Zudem wurden Juden zur Zwangsarbeit herangezogen. Herbert bezeichnete sich als „früher Drogist, jetzt Arbeiter“, und zwar bei Kaufmann Christian Fortmann. Obwohl nicht klar ist, welcher Branche dieser Kaufmann angehörte, ist es sehr wahrscheinlich, dass es sich hier um Zwangsarbeit handelte. Gertrud konnte ihre Stelle bei der Kleiderkammer der Reichsvereinigung der Juden behalten.
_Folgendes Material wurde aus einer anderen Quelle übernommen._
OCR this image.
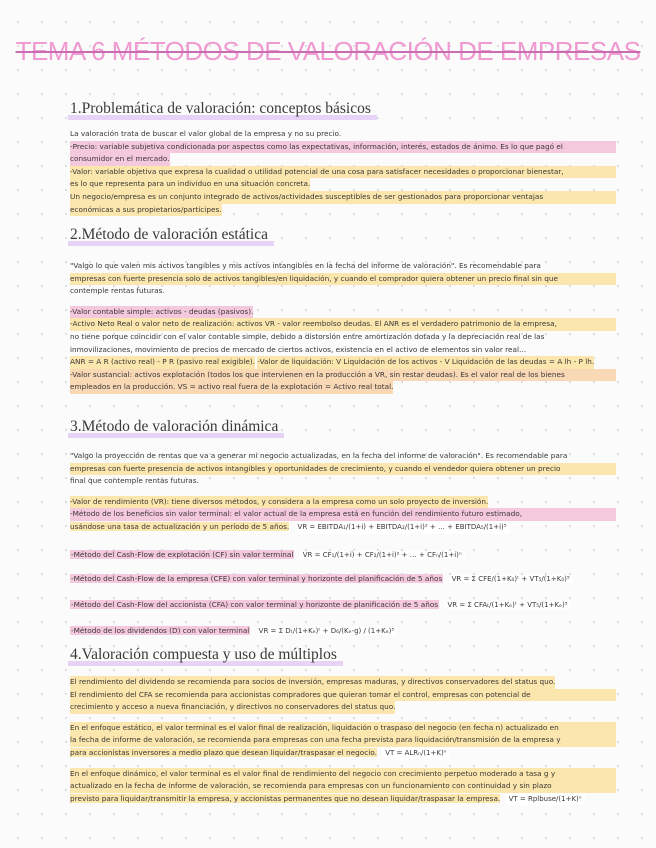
TEMA 6 MÉTODOS DE VALORACIÓN DE EMPRESAS
1.Problemática de valoración: conceptos básicos

La valoración trata de buscar el valor global de la empresa y no su precio.

-Precio: variable subjetiva condicionada por aspectos como las expectativas, información, interés, estados de ánimo. Es lo que pagó el

consumidor en el mercado.

-Valor: variable objetiva que expresa la cualidad o utilidad potencial de una cosa para satisfacer necesidades o proporcionar bienestar,

es lo que representa para un individuo en una situación concreta.

Un negocio/empresa es un conjunto integrado de activos/actividades susceptibles de ser gestionados para proporcionar ventajas

económicas a sus propietarios/partícipes.

2.Método de valoración estática

"Valgo lo que valen mis activos tangibles y mis activos intangibles en la fecha del informe de valoración". Es recomendable para

empresas con fuerte presencia solo de activos tangibles/en liquidación, y cuando el comprador quiera obtener un precio final sin que

contemple rentas futuras.

-Valor contable simple: activos - deudas (pasivos).

-Activo Neto Real o valor neto de realización: activos VR - valor reembolso deudas. El ANR es el verdadero patrimonio de la empresa,

no tiene porque coincidir con el valor contable simple, debido a distorsión entre amortización dotada y la depreciación real de las

inmovilizaciones, movimiento de precios de mercado de ciertos activos, existencia en el activo de elementos sin valor real…

ANR = A R (activo real) - P R (pasivo real exigible).

-Valor de liquidación: V Liquidación de los activos - V Liquidación de las deudas = A lh - P lh.

-Valor sustancial: activos explotación (todos los que intervienen en la producción a VR, sin restar deudas). Es el valor real de los bienes

empleados en la producción. VS = activo real fuera de la explotación = Activo real total.

3.Método de valoración dinámica

"Valgo la proyección de rentas que va a generar mi negocio actualizadas, en la fecha del informe de valoración". Es recomendable para

empresas con fuerte presencia de activos intangibles y oportunidades de crecimiento, y cuando el vendedor quiera obtener un precio

final que contemple rentas futuras.

-Valor de rendimiento (VR): tiene diversos métodos, y considera a la empresa como un solo proyecto de inversión.

-Método de los beneficios sin valor terminal: el valor actual de la empresa está en función del rendimiento futuro estimado,

usándose una tasa de actualización y un período de 5 años. VR = EBITDA₁/(1+i) + EBITDA₂/(1+i)² + … + EBITDA₅/(1+i)⁵

-Método del Cash-Flow de explotación (CF) sin valor terminal VR = CF₁/(1+i) + CF₂/(1+i)² + … + CFₙ/(1+i)ⁿ
-Método del Cash-Flow de la empresa (CFE) con valor terminal y horizonte del planificación de 5 años VR = Σ CFE/(1+K₀)ᵗ + VT₅/(1+K₀)⁵
-Método del Cash-Flow del accionista (CFA) con valor terminal y horizonte de planificación de 5 años VR = Σ CFAₜ/(1+Kₑ)ᵗ + VT₅/(1+Kₑ)⁵
-Método de los dividendos (D) con valor terminal VR = Σ Dₜ/(1+Kₑ)ᵗ + D₆/(Kₑ-g) / (1+Kₑ)⁵
4.Valoración compuesta y uso de múltiplos

El rendimiento del dividendo se recomienda para socios de inversión, empresas maduras, y directivos conservadores del status quo.

El rendimiento del CFA se recomienda para accionistas compradores que quieran tomar el control, empresas con potencial de

crecimiento y acceso a nueva financiación, y directivos no conservadores del status quo.

En el enfoque estático, el valor terminal es el valor final de realización, liquidación o traspaso del negocio (en fecha n) actualizado en

la fecha de informe de valoración, se recomienda para empresas con una fecha prevista para liquidación/transmisión de la empresa y

para accionistas inversores a medio plazo que desean liquidar/traspasar el negocio. VT = ALRₙ/(1+K)ⁿ

En el enfoque dinámico, el valor terminal es el valor final de rendimiento del negocio con crecimiento perpetuo moderado a tasa g y

actualizado en la fecha de informe de valoración, se recomienda para empresas con un funcionamiento con continuidad y sin plazo

previsto para liquidar/transmitir la empresa, y accionistas permanentes que no desean liquidar/traspasar la empresa. VT = Rplbuse/(1+K)ⁿ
Im Mai 1942 bekamen Herbert und Gertrud Nachricht, dass sie zur „Abwanderung“, sprich Deportation vorgesehen seien und dass sie die „Vermögenserklärung“ auszufüllen hätten. In ihr hatten Juden bis zur letzten noch in ihrem Besitz befindlichen Socke anzugeben, damit dann alles, wie ihnen kurz vor der Deportation ganz offiziell per Zustellungsurkunde verkündet wurde, vom Deutschen Reich beschlagnahmt werden könne. Herbert und Gertrud unterzeichneten ihre Erklärung am 11. Mai, wahrscheinlich waren sie da schon in einem Sammellager interniert. Viel anzugeben hatten sie nicht mehr. Einige Kleider, 30.-RM Kaution bei Gasag und Bewag, der größte Posten waren die Möbel der Wohnung, die ein Gerichtsvollzieher später ziemlich willkürlich auf 290.- RM taxierte – wobei sein Inventar auffällig weniger Möbel und Gegenstände aufzählt als in der Vermögenserklärung angegeben.